At the same time, horizons broadened: Portuguese seafarers sailed mile by mile, year by year, along the coast of Africa, ever further until they reached the equator and then south of the equator. At the end of the fifteenth century, in 1492, Columbus "discovered” America and thereby opened up a new view of the world. Besides Asia, about which the Europeans had always known more, and in which they had always been more interested, Africa and the "new” continent, America, represented new cornerstones in the Europeans' system of reference. Europe had to be situated anew, and this in turn encouraged a new consciousness of one's self, of Europe, in comparison with other continents. The comparison led, among other things, to the conclusion that Europe and the Europeans were superior in the world system.

The advance of the Ottomans from the East finally raised the pressure on Europe to define itself. The Ottomans counted as heathens. They could not be beaten in war, they pushed back the frontiers of Christendom, and from the European perspective they reduced Christendom to Europe. Militarily, it seemed, European states had to stand together in order to get rid of the Turkish threat, as it was then called. To this extent it is no surprise if concepts like "house” and "fatherland” appeared as a way of defining Europe in the context of the "Turkish danger”. As Christendom and the European continent had become almost the same thing – the symbol for this was the fall of Constantinople in 1453 – the understanding established itself of Europe as a Christian commonwealth. By this was meant the community of Christian European states. The continent of Europe was interpreted as the geographical body of this Christian commonwealth, protected by God. Behind this there stands a completely essentialist idea of identity. This idea of identity was born by a literate population which was not even small, which was highly interconnected right across Europe, and which represented a kind of European "demos”.

It consisted of the intermarried ruling dynasties of Europe, such as the House of Austria (the Habsburgs), the Valois and Bourbons in France or the Medici in Italy. Among many other larger and smaller princely families one could mention the Stuarts, the House of Orange, the Vasa and the Wettins. "Tacked on” to this were numerous other bonds of relationship, noble and non-noble groups and those who stood in clientilist relationships with these dynasties (systems of patronage, court societies, holders of office, people with economic commissions from them like artists, scholars, artisans, religious orders and the church). These were social groups who had education and knowledge and who had political, economic, social, cultural and religious (ecclesiastical) power, or who fought one another for it, or else who, through interconnectedness within the context of systems of clientilism, patronage, commission or blood relationship, stood in relative closeness to the source of power.

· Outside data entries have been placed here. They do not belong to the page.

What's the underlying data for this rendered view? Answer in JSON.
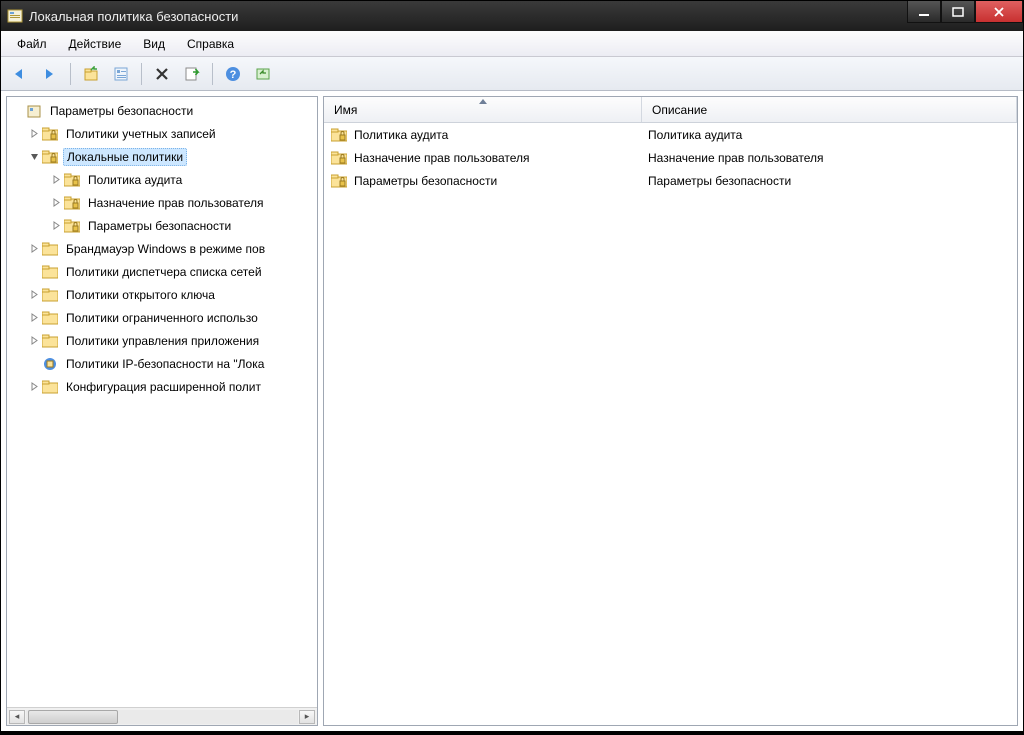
{
  "window": {
    "title": "Локальная политика безопасности"
  },
  "menu": {
    "file": "Файл",
    "action": "Действие",
    "view": "Вид",
    "help": "Справка"
  },
  "tree": {
    "root": "Параметры безопасности",
    "items": [
      {
        "label": "Политики учетных записей",
        "icon": "folder-lock"
      },
      {
        "label": "Локальные политики",
        "icon": "folder-lock",
        "selected": true,
        "expanded": true,
        "children": [
          {
            "label": "Политика аудита",
            "icon": "folder-lock"
          },
          {
            "label": "Назначение прав пользователя",
            "icon": "folder-lock"
          },
          {
            "label": "Параметры безопасности",
            "icon": "folder-lock"
          }
        ]
      },
      {
        "label": "Брандмауэр Windows в режиме пов",
        "icon": "folder"
      },
      {
        "label": "Политики диспетчера списка сетей",
        "icon": "folder"
      },
      {
        "label": "Политики открытого ключа",
        "icon": "folder"
      },
      {
        "label": "Политики ограниченного использо",
        "icon": "folder"
      },
      {
        "label": "Политики управления приложения",
        "icon": "folder"
      },
      {
        "label": "Политики IP-безопасности на \"Лока",
        "icon": "ipsec"
      },
      {
        "label": "Конфигурация расширенной полит",
        "icon": "folder"
      }
    ]
  },
  "list": {
    "columns": {
      "name": "Имя",
      "desc": "Описание"
    },
    "rows": [
      {
        "name": "Политика аудита",
        "desc": "Политика аудита"
      },
      {
        "name": "Назначение прав пользователя",
        "desc": "Назначение прав пользователя"
      },
      {
        "name": "Параметры безопасности",
        "desc": "Параметры безопасности"
      }
    ]
  }
}
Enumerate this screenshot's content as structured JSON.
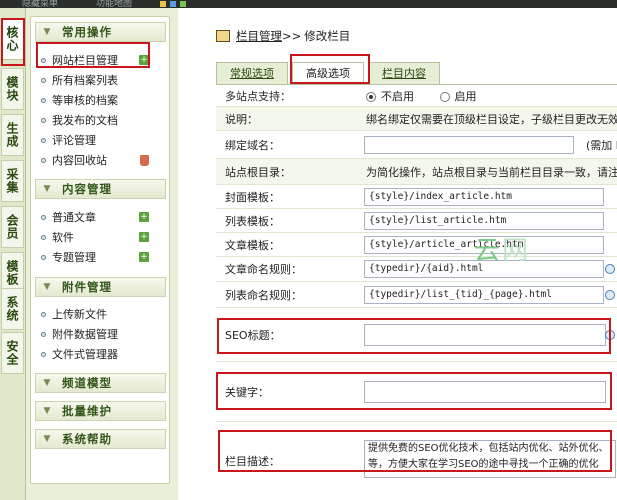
{
  "topbar": {
    "item1": "隐藏菜单",
    "item2": "功能地图"
  },
  "vtabs": [
    "核心",
    "模块",
    "生成",
    "采集",
    "会员",
    "模板",
    "系统",
    "安全"
  ],
  "sidebar": {
    "sections": [
      {
        "title": "常用操作",
        "items": [
          {
            "label": "网站栏目管理",
            "icon": "plus-icon"
          },
          {
            "label": "所有档案列表"
          },
          {
            "label": "等审核的档案"
          },
          {
            "label": "我发布的文档"
          },
          {
            "label": "评论管理"
          },
          {
            "label": "内容回收站",
            "icon": "trash-icon"
          }
        ]
      },
      {
        "title": "内容管理",
        "items": [
          {
            "label": "普通文章",
            "icon": "plus-icon"
          },
          {
            "label": "软件",
            "icon": "plus-icon"
          },
          {
            "label": "专题管理",
            "icon": "plus-icon"
          }
        ]
      },
      {
        "title": "附件管理",
        "items": [
          {
            "label": "上传新文件"
          },
          {
            "label": "附件数据管理"
          },
          {
            "label": "文件式管理器"
          }
        ]
      },
      {
        "title": "频道模型",
        "items": []
      },
      {
        "title": "批量维护",
        "items": []
      },
      {
        "title": "系统帮助",
        "items": []
      }
    ]
  },
  "breadcrumb": {
    "link": "栏目管理",
    "sep": ">>",
    "current": "修改栏目"
  },
  "tabs": [
    "常规选项",
    "高级选项",
    "栏目内容"
  ],
  "form": {
    "multisite": {
      "label": "多站点支持：",
      "opt_off": "不启用",
      "opt_on": "启用"
    },
    "note": {
      "label": "说明：",
      "text": "绑名绑定仅需要在顶级栏目设定，子级栏目更改无效"
    },
    "domain": {
      "label": "绑定域名：",
      "value": "",
      "hint": "(需加 h"
    },
    "root": {
      "label": "站点根目录：",
      "text": "为简化操作，站点根目录与当前栏目目录一致，请注"
    },
    "cover_tpl": {
      "label": "封面模板：",
      "value": "{style}/index_article.htm"
    },
    "list_tpl": {
      "label": "列表模板：",
      "value": "{style}/list_article.htm"
    },
    "article_tpl": {
      "label": "文章模板：",
      "value": "{style}/article_article.htm"
    },
    "article_rule": {
      "label": "文章命名规则：",
      "value": "{typedir}/{aid}.html"
    },
    "list_rule": {
      "label": "列表命名规则：",
      "value": "{typedir}/list_{tid}_{page}.html"
    },
    "seo_title": {
      "label": "SEO标题：",
      "value": ""
    },
    "keywords": {
      "label": "关键字：",
      "value": ""
    },
    "description": {
      "label": "栏目描述：",
      "value": "提供免费的SEO优化技术，包括站内优化、站外优化、等，方便大家在学习SEO的途中寻找一个正确的优化"
    }
  },
  "watermark": {
    "a": "云",
    "b": "网"
  }
}
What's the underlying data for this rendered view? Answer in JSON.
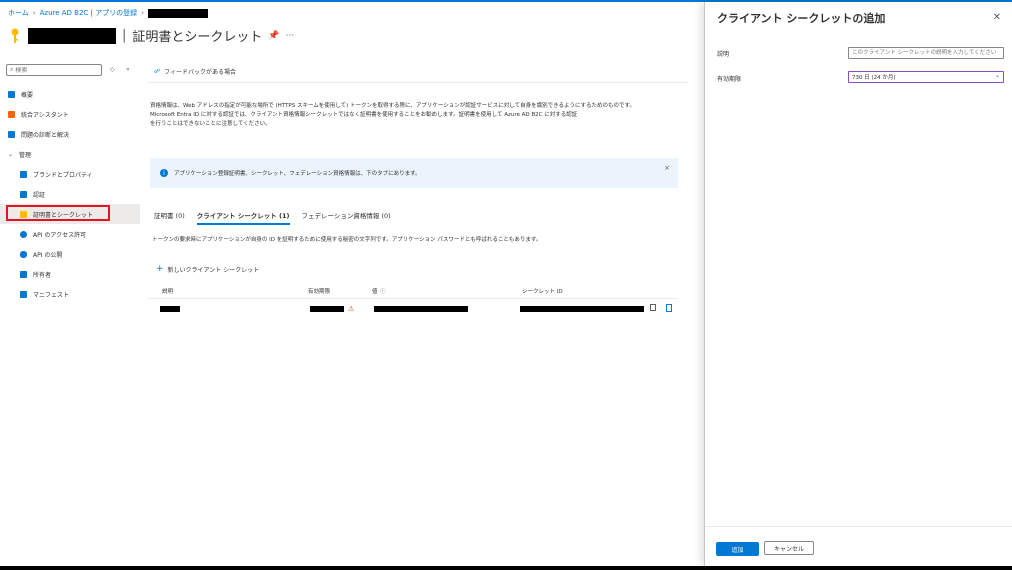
{
  "breadcrumb": {
    "home": "ホーム",
    "tenant": "Azure AD B2C | アプリの登録"
  },
  "page": {
    "title": "証明書とシークレット"
  },
  "sidebar": {
    "search_placeholder": "検索",
    "items": [
      {
        "label": "概要",
        "icon": "grid-icon",
        "color": "#0078d4"
      },
      {
        "label": "統合アシスタント",
        "icon": "rocket-icon",
        "color": "#f7630c"
      },
      {
        "label": "問題の診断と解決",
        "icon": "wrench-icon",
        "color": "#0078d4"
      },
      {
        "label": "管理",
        "icon": "chevron-down-icon",
        "color": "#605e5c"
      },
      {
        "label": "ブランドとプロパティ",
        "icon": "brand-icon",
        "color": "#0078d4"
      },
      {
        "label": "認証",
        "icon": "auth-icon",
        "color": "#0078d4"
      },
      {
        "label": "証明書とシークレット",
        "icon": "key-icon",
        "color": "#ffb900"
      },
      {
        "label": "API のアクセス許可",
        "icon": "api-icon",
        "color": "#0078d4"
      },
      {
        "label": "API の公開",
        "icon": "cloud-icon",
        "color": "#0078d4"
      },
      {
        "label": "所有者",
        "icon": "owners-icon",
        "color": "#0078d4"
      },
      {
        "label": "マニフェスト",
        "icon": "manifest-icon",
        "color": "#0078d4"
      }
    ]
  },
  "main": {
    "feedback_label": "フィードバックがある場合",
    "description_line1": "資格情報は、Web アドレスの指定が可能な場所で (HTTPS スキームを使用して) トークンを取得する際に、アプリケーションが認証サービスに対して自身を識別できるようにするためのものです。",
    "description_line2": "Microsoft Entra ID に対する認証では、クライアント資格情報シークレットではなく証明書を使用することをお勧めします。証明書を使用して Azure AD B2C に対する認証",
    "description_line3": "を行うことはできないことに注意してください。",
    "info_text": "アプリケーション登録証明書、シークレット、フェデレーション資格情報は、下のタブにあります。",
    "tabs": [
      {
        "label": "証明書 (0)"
      },
      {
        "label": "クライアント シークレット (1)"
      },
      {
        "label": "フェデレーション資格情報 (0)"
      }
    ],
    "tab_description": "トークンの要求時にアプリケーションが自身の ID を証明するために使用する秘密の文字列です。アプリケーション パスワードとも呼ばれることもあります。",
    "new_secret_label": "新しいクライアント シークレット",
    "table": {
      "columns": [
        "説明",
        "有効期限",
        "値",
        "シークレット ID"
      ]
    }
  },
  "panel": {
    "title": "クライアント シークレットの追加",
    "description_label": "説明",
    "description_placeholder": "このクライアント シークレットの説明を入力してください",
    "expiry_label": "有効期限",
    "expiry_value": "730 日 (24 か月)",
    "add_label": "追加",
    "cancel_label": "キャンセル"
  },
  "colors": {
    "accent": "#0078d4",
    "highlight": "#e81123",
    "info_bg": "#ebf3fc"
  }
}
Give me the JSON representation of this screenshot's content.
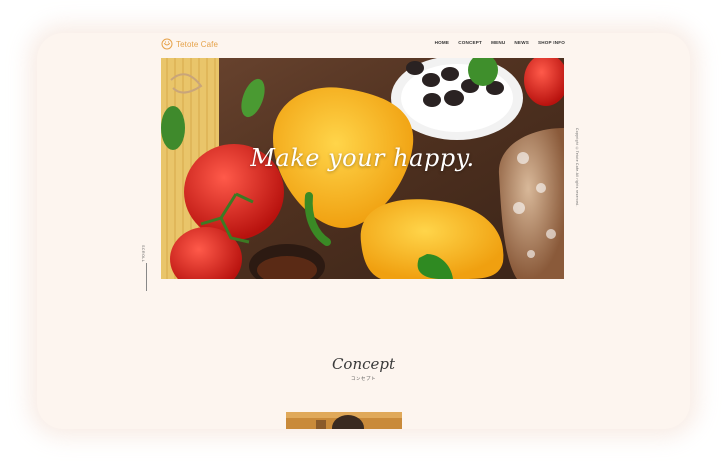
{
  "header": {
    "logo_text": "Tetote Cafe",
    "nav": [
      "HOME",
      "CONCEPT",
      "MENU",
      "NEWS",
      "SHOP INFO"
    ]
  },
  "hero": {
    "headline": "Make your happy."
  },
  "side": {
    "scroll_label": "SCROLL",
    "copyright": "Copyright ©Tetote Cafe.All rights reserved."
  },
  "concept": {
    "title": "Concept",
    "subtitle": "コンセプト"
  },
  "colors": {
    "page_background": "#fdf5ef",
    "accent": "#e6a24a",
    "text": "#333333"
  },
  "icons": {
    "logo": "smile-logo-icon"
  }
}
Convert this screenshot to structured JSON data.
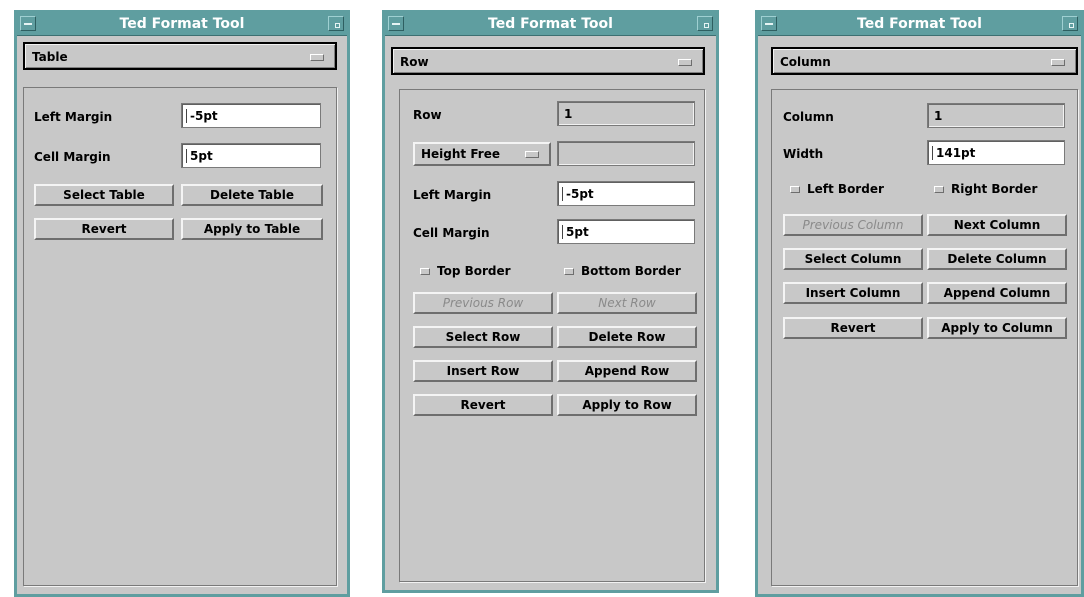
{
  "colors": {
    "title_bar": "#5f9ea0",
    "window_bg": "#c8c8c8"
  },
  "table_window": {
    "title": "Ted Format Tool",
    "selector": "Table",
    "left_margin_label": "Left Margin",
    "left_margin_value": "-5pt",
    "cell_margin_label": "Cell Margin",
    "cell_margin_value": "5pt",
    "select_table": "Select Table",
    "delete_table": "Delete Table",
    "revert": "Revert",
    "apply": "Apply to Table"
  },
  "row_window": {
    "title": "Ted Format Tool",
    "selector": "Row",
    "row_label": "Row",
    "row_value": "1",
    "height_mode": "Height Free",
    "height_value": "",
    "left_margin_label": "Left Margin",
    "left_margin_value": "-5pt",
    "cell_margin_label": "Cell Margin",
    "cell_margin_value": "5pt",
    "top_border": "Top Border",
    "bottom_border": "Bottom Border",
    "previous_row": "Previous Row",
    "next_row": "Next Row",
    "select_row": "Select Row",
    "delete_row": "Delete Row",
    "insert_row": "Insert Row",
    "append_row": "Append Row",
    "revert": "Revert",
    "apply": "Apply to Row"
  },
  "column_window": {
    "title": "Ted Format Tool",
    "selector": "Column",
    "column_label": "Column",
    "column_value": "1",
    "width_label": "Width",
    "width_value": "141pt",
    "left_border": "Left Border",
    "right_border": "Right Border",
    "previous_column": "Previous Column",
    "next_column": "Next Column",
    "select_column": "Select Column",
    "delete_column": "Delete Column",
    "insert_column": "Insert Column",
    "append_column": "Append Column",
    "revert": "Revert",
    "apply": "Apply to Column"
  }
}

Both Protestants and Catholics used the self-definition of Europe as a Christian commonwealth in a world full of heathens and infidels in the sixteenth century, the era of the so-called schism. It survived the Thirty Years' War and could be found in European peace treaties until well into the eighteenth century. The Holy Alliance, initiated by the Russian Tsar, i.e. an Orthodox Christian, at the Congress of Vienna in 1815 (the alliance was initially concluded between Catholic Austria, Orthodox Russia and Protestant Prussia against France, but was later enlarged to include France) modernised the concept of Europe's identity as a Christian commonwealth for one last time.